Con el consejo del padre Dominique, amigo de la familia, ingresó en la escuela apostólica del convento franciscano de la Tercera Orden Regular en Ambialet el 28 de septiembre de 1946, a los once años, donde continuó sus estudios hasta completar el bachillerato. Decidido a seguir la llamada del Señor, ingresó en los Franciscanos de la Tercera Orden Regular, recibiendo el hábito religioso en el santuario de Nuestra Señora de La Drèche el 7 de octubre de 1956 y profesando sus votos el 8 de octubre de 1957. Después continuó sus estudios de filosofía con los franciscanos en Béziers. Tras tres años de prórroga, fue llamado al servicio militar y sirvió de 1960 a 1961 en el regimiento de transporte en Montlhéry, antes de ser enviado a Argelia, al campamento de Beni-Messous, cerca de Argel. Apreciado por su bondad y su sentido de liderazgo fraterno, alcanzó el grado de mariscal de alojamiento. De regreso a Francia en el otoño de 1961, retomó su formación en el seminario mayor de Albi y fue ordenado sacerdote en la catedral de Santa Cecilia de Albi el 4 de septiembre de 1964.
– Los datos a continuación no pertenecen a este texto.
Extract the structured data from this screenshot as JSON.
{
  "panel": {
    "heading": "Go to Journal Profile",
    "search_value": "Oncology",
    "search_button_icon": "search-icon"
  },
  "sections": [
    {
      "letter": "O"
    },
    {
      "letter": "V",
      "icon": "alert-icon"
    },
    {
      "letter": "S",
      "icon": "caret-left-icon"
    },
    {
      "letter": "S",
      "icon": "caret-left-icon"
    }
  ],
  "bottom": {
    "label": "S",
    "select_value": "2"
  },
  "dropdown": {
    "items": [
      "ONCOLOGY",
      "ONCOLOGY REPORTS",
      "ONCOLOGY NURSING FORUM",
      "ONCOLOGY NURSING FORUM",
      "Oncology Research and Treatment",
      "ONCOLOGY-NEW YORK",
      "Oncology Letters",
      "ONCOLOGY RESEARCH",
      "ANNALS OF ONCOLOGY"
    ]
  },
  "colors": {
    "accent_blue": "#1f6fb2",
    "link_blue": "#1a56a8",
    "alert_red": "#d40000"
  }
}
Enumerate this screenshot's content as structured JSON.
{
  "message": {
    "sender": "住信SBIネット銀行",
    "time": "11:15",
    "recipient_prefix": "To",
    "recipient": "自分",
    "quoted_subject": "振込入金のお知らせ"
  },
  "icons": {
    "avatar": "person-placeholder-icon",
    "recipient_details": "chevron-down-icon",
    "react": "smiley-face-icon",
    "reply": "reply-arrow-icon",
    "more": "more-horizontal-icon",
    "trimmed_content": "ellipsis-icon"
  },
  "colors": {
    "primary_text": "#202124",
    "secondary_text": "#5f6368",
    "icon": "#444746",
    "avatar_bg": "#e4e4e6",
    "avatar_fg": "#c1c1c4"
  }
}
Su vida como fraile franciscano lo llevó a diversas comunidades, entre ellas Ambialet y Fontenay-aux-Roses.Antes de regresar nuevamente a Ambialet, también fue enviado en misión a Brasil en 1967–1968, experiencia que marcó profundamente su visión pastoral, y colaboró en la revista misionera Mato Grosso. En los años siguientes continuó su servicio pastoral entre Fontenay-aux-Roses, Ambialet y el santuario de Nuestra Señora de La Drèche, donde en 1983 fue nombrado rector, misión que desempeñó durante muchos años antes de servir posteriormente como sacerdote auxiliar del santuario hasta el final de su vida. El 1 de octubre de 1989 celebró en La Drèche el 25º aniversario de su ordenación sacerdotal.
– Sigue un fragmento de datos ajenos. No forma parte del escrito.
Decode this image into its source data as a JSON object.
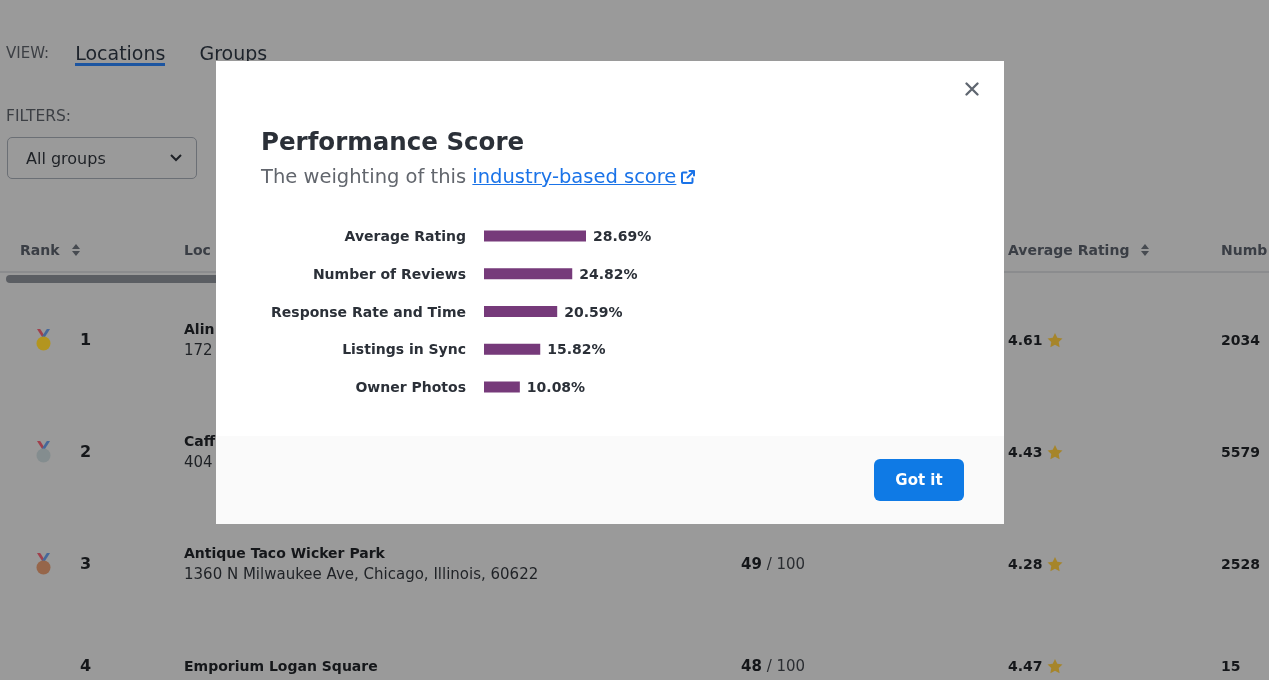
{
  "view": {
    "label": "VIEW:",
    "tabs": [
      {
        "label": "Locations",
        "selected": true
      },
      {
        "label": "Groups",
        "selected": false
      }
    ]
  },
  "filters": {
    "label": "FILTERS:",
    "group_select": {
      "value": "All groups"
    }
  },
  "table": {
    "columns": [
      {
        "kind": "sortable",
        "label": "Rank"
      },
      {
        "kind": "plain",
        "label": "Loc"
      },
      {
        "kind": "sortable",
        "label": "Average Rating"
      },
      {
        "kind": "plain",
        "label": "Numb"
      }
    ],
    "rows": [
      {
        "color": "#b3951f",
        "rank": "1",
        "name": "Alin",
        "address": "172",
        "rating": "4.61",
        "count": "2034"
      },
      {
        "color": "#848d8f",
        "rank": "2",
        "name": "Caff",
        "address": "404",
        "rating": "4.43",
        "count": "5579"
      },
      {
        "color": "#96664a",
        "rank": "3",
        "name": "Antique Taco Wicker Park",
        "address": "1360 N Milwaukee Ave, Chicago, Illinois, 60622",
        "score": "**49** / 100",
        "rating": "4.28",
        "count": "2528"
      },
      {
        "rank": "4",
        "name": "Emporium Logan Square",
        "score": "**48** / 100",
        "rating": "4.47",
        "count": "15"
      }
    ]
  },
  "modal": {
    "title": "Performance Score",
    "subtitle": "The weighting of this",
    "link": "industry-based score",
    "chart_data": [
      {
        "type": "bar",
        "orientation": "horizontal",
        "categories": [
          "Average Rating",
          "Number of Reviews",
          "Response Rate and Time",
          "Listings in Sync",
          "Owner Photos"
        ],
        "values": [
          28.69,
          24.82,
          20.59,
          15.82,
          10.08
        ],
        "value_labels": [
          "28.69%",
          "24.82%",
          "20.59%",
          "15.82%",
          "10.08%"
        ],
        "color": "#763a7a"
      }
    ],
    "button": "Got it"
  }
}
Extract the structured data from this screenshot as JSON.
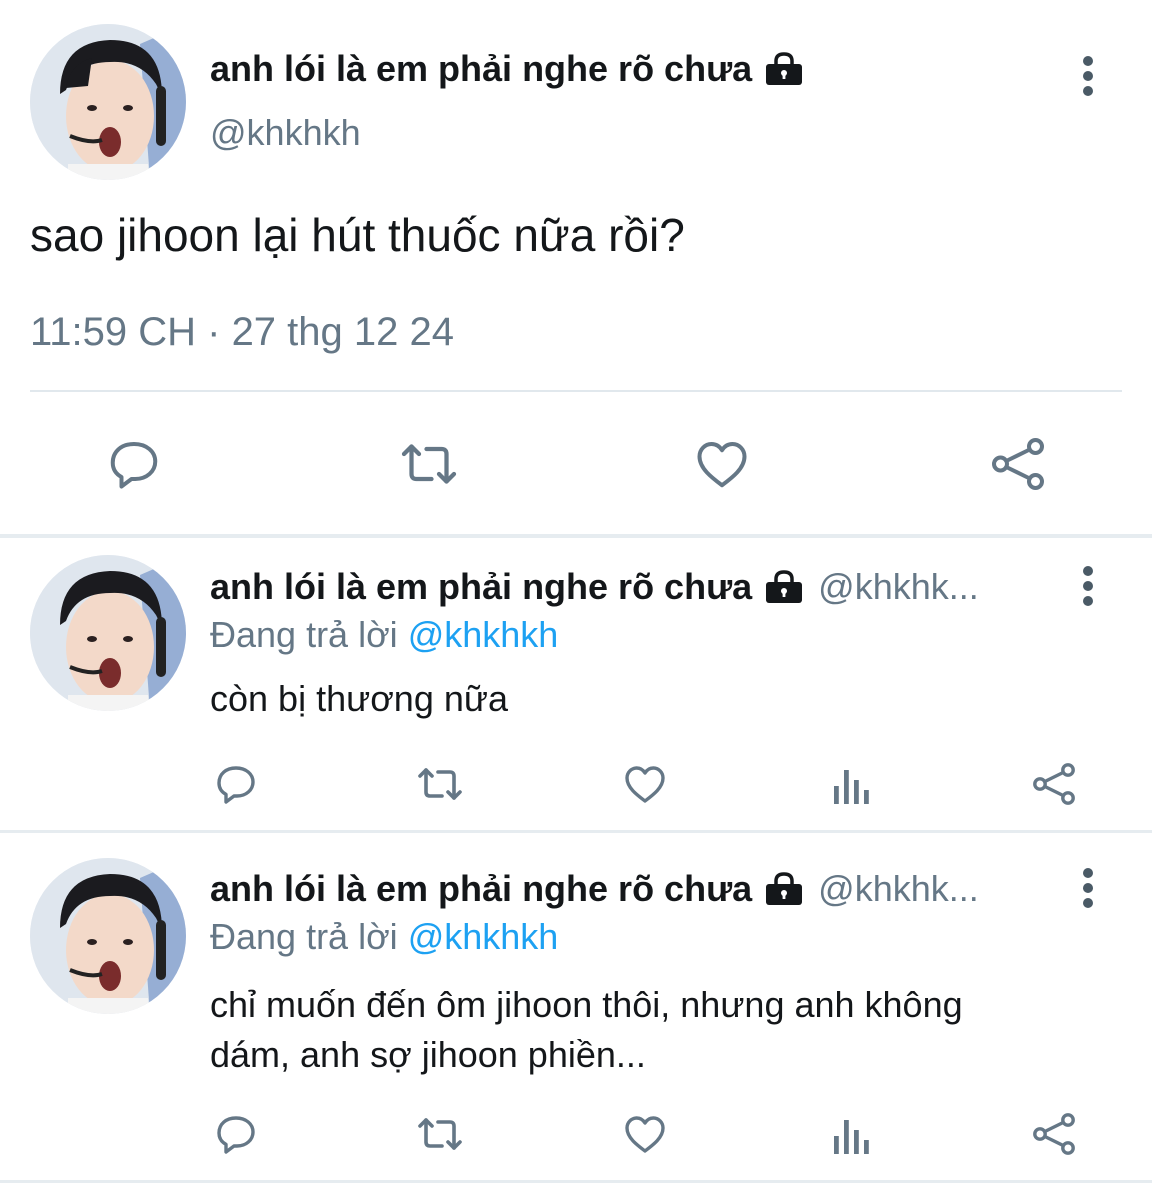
{
  "main_tweet": {
    "display_name": "anh lói là em phải nghe rõ chưa",
    "handle": "@khkhkh",
    "text": "sao jihoon lại hút thuốc nữa rồi?",
    "timestamp": "11:59 CH · 27 thg 12 24",
    "icons": [
      "reply-icon",
      "retweet-icon",
      "like-icon",
      "share-icon",
      "more-options-icon",
      "lock-icon"
    ]
  },
  "replies": [
    {
      "display_name": "anh lói là em phải nghe rõ chưa",
      "handle": "@khkhk...",
      "replying_prefix": "Đang trả lời",
      "replying_to": "@khkhkh",
      "text": "còn bị thương nữa"
    },
    {
      "display_name": "anh lói là em phải nghe rõ chưa",
      "handle": "@khkhk...",
      "replying_prefix": "Đang trả lời",
      "replying_to": "@khkhkh",
      "text_line1": "chỉ muốn đến ôm jihoon thôi, nhưng anh không",
      "text_line2": "dám, anh sợ jihoon phiền..."
    }
  ],
  "reply_icons": [
    "reply-icon",
    "retweet-icon",
    "like-icon",
    "views-icon",
    "share-icon"
  ],
  "colors": {
    "text": "#14171a",
    "secondary": "#657786",
    "mention": "#1da1f2",
    "divider": "#e1e8ed"
  }
}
Profundamente unido a los jóvenes, dedicó con gusto su tiempo libre a la animación de colonias de vacaciones y encuentros juveniles como monitor o capellán, acompañando a muchos jóvenes en su camino de fe. También participó en varias peregrinaciones y viajes, especialmente a Grecia, Noruega y Tierra Santa, y guardaba con especial alegría el recuerdo de haber llevado a sus padres a Roma para una audiencia con el Papa. Hombre sencillo, fraterno y alegre, el padre Jacques amaba profundamente la vida familiar y los momentos de convivencia alrededor de una buena mesa con los suyos. Ese mismo amor por la familia se extendía naturalmente a su fraternidad religiosa, donde siempre fue un hermano presente, alegre y acogedor: un verdadero hermano fraterno. Amaba profundamente la Iglesia y la liturgia, y poseía un conocimiento extraordinario de la historia de la Iglesia y del mundo. El hermano Jacques dejó un testimonio de sencillez, humildad y servicio a la Iglesia, permaneciendo en el santuario de Nuestra Señora de La Drèche hasta el final de su vida.